What happens when you release with the memory itself? Nothing. It is simply marked as free. Only the information in the service fields is changing.

Therefore, you can write there information. Or take it.

But even if you do it right after being released, without intermediate actions - no one can guarantee you the correctness of this action: what if the same manager writes his official information to this place, so you just spoil it? Or another thread will have time to capture this memory yourself? Nobody knows what exactly will happen, so about such situations it is said - “indefinite behavior”.

In short, getting a program crash in such a situation is more like luck.

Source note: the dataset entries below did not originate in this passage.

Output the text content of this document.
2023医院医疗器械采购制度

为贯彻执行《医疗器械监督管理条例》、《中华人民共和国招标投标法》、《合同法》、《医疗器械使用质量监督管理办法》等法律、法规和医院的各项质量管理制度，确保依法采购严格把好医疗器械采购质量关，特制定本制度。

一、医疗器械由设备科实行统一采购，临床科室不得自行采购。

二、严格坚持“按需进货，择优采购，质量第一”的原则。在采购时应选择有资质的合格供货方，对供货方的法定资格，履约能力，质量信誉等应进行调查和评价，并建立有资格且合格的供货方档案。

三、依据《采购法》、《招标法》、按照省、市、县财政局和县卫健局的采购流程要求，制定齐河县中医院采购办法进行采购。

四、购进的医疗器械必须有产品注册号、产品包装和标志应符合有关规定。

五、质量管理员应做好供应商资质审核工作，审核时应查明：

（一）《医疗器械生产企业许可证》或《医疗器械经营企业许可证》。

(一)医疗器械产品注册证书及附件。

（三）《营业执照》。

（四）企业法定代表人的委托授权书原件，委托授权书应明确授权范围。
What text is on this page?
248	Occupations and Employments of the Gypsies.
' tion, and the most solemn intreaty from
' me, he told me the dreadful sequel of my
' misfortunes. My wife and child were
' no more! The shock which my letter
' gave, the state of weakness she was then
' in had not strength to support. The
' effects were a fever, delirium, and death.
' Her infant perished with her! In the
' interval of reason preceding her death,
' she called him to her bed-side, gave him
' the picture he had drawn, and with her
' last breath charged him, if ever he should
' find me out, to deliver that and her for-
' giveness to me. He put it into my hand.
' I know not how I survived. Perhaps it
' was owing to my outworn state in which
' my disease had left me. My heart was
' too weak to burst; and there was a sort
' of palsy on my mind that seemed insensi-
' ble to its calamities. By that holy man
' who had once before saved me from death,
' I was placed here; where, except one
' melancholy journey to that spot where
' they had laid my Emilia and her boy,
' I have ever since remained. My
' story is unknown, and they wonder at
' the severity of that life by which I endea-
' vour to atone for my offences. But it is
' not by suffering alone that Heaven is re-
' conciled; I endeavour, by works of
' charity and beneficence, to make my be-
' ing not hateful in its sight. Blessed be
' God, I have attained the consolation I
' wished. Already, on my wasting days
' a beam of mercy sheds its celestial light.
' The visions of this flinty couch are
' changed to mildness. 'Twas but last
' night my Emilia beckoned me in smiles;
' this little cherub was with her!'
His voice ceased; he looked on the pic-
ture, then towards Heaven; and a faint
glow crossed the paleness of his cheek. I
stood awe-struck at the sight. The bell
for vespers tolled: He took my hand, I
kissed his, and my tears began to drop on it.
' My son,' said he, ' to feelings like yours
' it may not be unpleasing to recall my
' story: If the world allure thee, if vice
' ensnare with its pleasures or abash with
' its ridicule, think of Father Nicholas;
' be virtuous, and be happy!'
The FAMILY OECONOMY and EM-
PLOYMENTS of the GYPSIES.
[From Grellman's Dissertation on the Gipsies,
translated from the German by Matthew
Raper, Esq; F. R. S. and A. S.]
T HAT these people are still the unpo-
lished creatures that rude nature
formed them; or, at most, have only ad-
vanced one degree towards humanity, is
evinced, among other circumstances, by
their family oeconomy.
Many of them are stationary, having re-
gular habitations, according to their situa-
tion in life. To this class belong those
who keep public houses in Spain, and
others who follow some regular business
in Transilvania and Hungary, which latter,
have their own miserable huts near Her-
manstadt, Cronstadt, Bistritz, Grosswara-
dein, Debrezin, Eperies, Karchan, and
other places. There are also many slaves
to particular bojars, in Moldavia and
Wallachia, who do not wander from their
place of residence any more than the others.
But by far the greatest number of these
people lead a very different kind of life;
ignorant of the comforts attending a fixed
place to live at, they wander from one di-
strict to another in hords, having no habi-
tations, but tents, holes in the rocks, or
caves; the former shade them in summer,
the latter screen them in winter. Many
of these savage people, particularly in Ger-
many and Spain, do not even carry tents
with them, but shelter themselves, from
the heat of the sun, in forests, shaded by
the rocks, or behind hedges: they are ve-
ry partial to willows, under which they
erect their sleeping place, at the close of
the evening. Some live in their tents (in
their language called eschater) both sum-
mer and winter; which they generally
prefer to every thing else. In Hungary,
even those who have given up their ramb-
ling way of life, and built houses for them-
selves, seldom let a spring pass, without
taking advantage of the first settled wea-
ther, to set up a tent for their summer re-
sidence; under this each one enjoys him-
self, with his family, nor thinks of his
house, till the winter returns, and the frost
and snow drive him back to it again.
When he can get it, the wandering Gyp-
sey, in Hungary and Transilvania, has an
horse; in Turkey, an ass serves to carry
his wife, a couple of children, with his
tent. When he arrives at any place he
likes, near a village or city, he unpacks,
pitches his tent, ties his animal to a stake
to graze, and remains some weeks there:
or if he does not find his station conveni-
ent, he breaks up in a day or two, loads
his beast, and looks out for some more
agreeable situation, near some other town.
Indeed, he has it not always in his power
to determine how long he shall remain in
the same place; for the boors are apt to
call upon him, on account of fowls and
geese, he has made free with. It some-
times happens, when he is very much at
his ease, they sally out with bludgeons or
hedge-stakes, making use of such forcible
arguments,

Bad luck - not to get any error, but to mess up the memory, and then, after 15 minutes of the program's work, get into trouble - for example, a completely incorrect value of a variable that you seem to have saved as something completely different. And then for a long time - to look for a mistake for a very long time, which is located in a completely different place of the program, and it also does not reproduce completely at every launch ...

  • 2
    Usually memory managers don't work at all like that :) - ixSci
  • one
    @Harry - replacing knowledge with conjectures in programming leads further to a "mystical" attitude towards the machine and the programs working in it. You either know how something works - you read the source code, visited the textbook, read the book, or treat this entity as a black box. - gbg
  • one
    @ixSci "Totally"? In my opinion, the abstraction "a memory manager somewhere somehow stores information about what memory is allocated / free, and releasing a memory block often does not make the block unavailable or destroy data in it" has a right to exist. Description of the details is true a few inside out, but what's the difference ... - Athari
  • @gbg I can not think of a situation where the discrepancy described with reality can lead to a misunderstanding of what is happening. The perception of the memory manager as a black box still remains, but the "WTF" reaction to the one described in the question does not occur - it is already progress. - Athari
  • @Discord Considering that you also posted a response consisting of conjectures, I am not surprised. You have some kind of "operating system" there, some kind of "blocks". A C ++ program can run on bare hardware, where there is no operating system; can work with memory like XMS, where access takes place through a 64-kilobyte pane, and so on. Composing myths and legends about what happens in UB time is a waste of time. The answer to the author's question - "you have created UB". That's why it is UB that it is impossible to describe what is happening without conjectures. - gbg

When you release a block of memory, and then work with it, anything can happen. “Anything” includes:

  • The memory block could have been placed by the memory manager on the free list. The data in the block itself is usually not overwritten, so when accessing the "remote" memory, it will still contain the information you need.

  • If you are using debug mode or some kind of error protector, then the memory manager could intentionally wipe the data in the freed block. As a result, when reading the data, you obviously get garbage.

  • The released block of memory or its part could be given by the memory manager to some other piece of your code. The content could accordingly be overwritten by this other piece of code. The data you read, but interpret incorrectly, so for you it will be garbage.

  • The memory manager could decide to give an unnecessary page of memory along with your block to the operating system. When you try to access the "hole" you get an access error, and your process will crash.

The nuance is that the operating system works with large blocks of memory, and your program wants small ones, so the memory manager will request large pieces from the axis, and then deal with the distribution of small pieces in large pieces independently. When you release a small piece, it’s not at all the fact that the memory manager will free a large piece that contains your small one.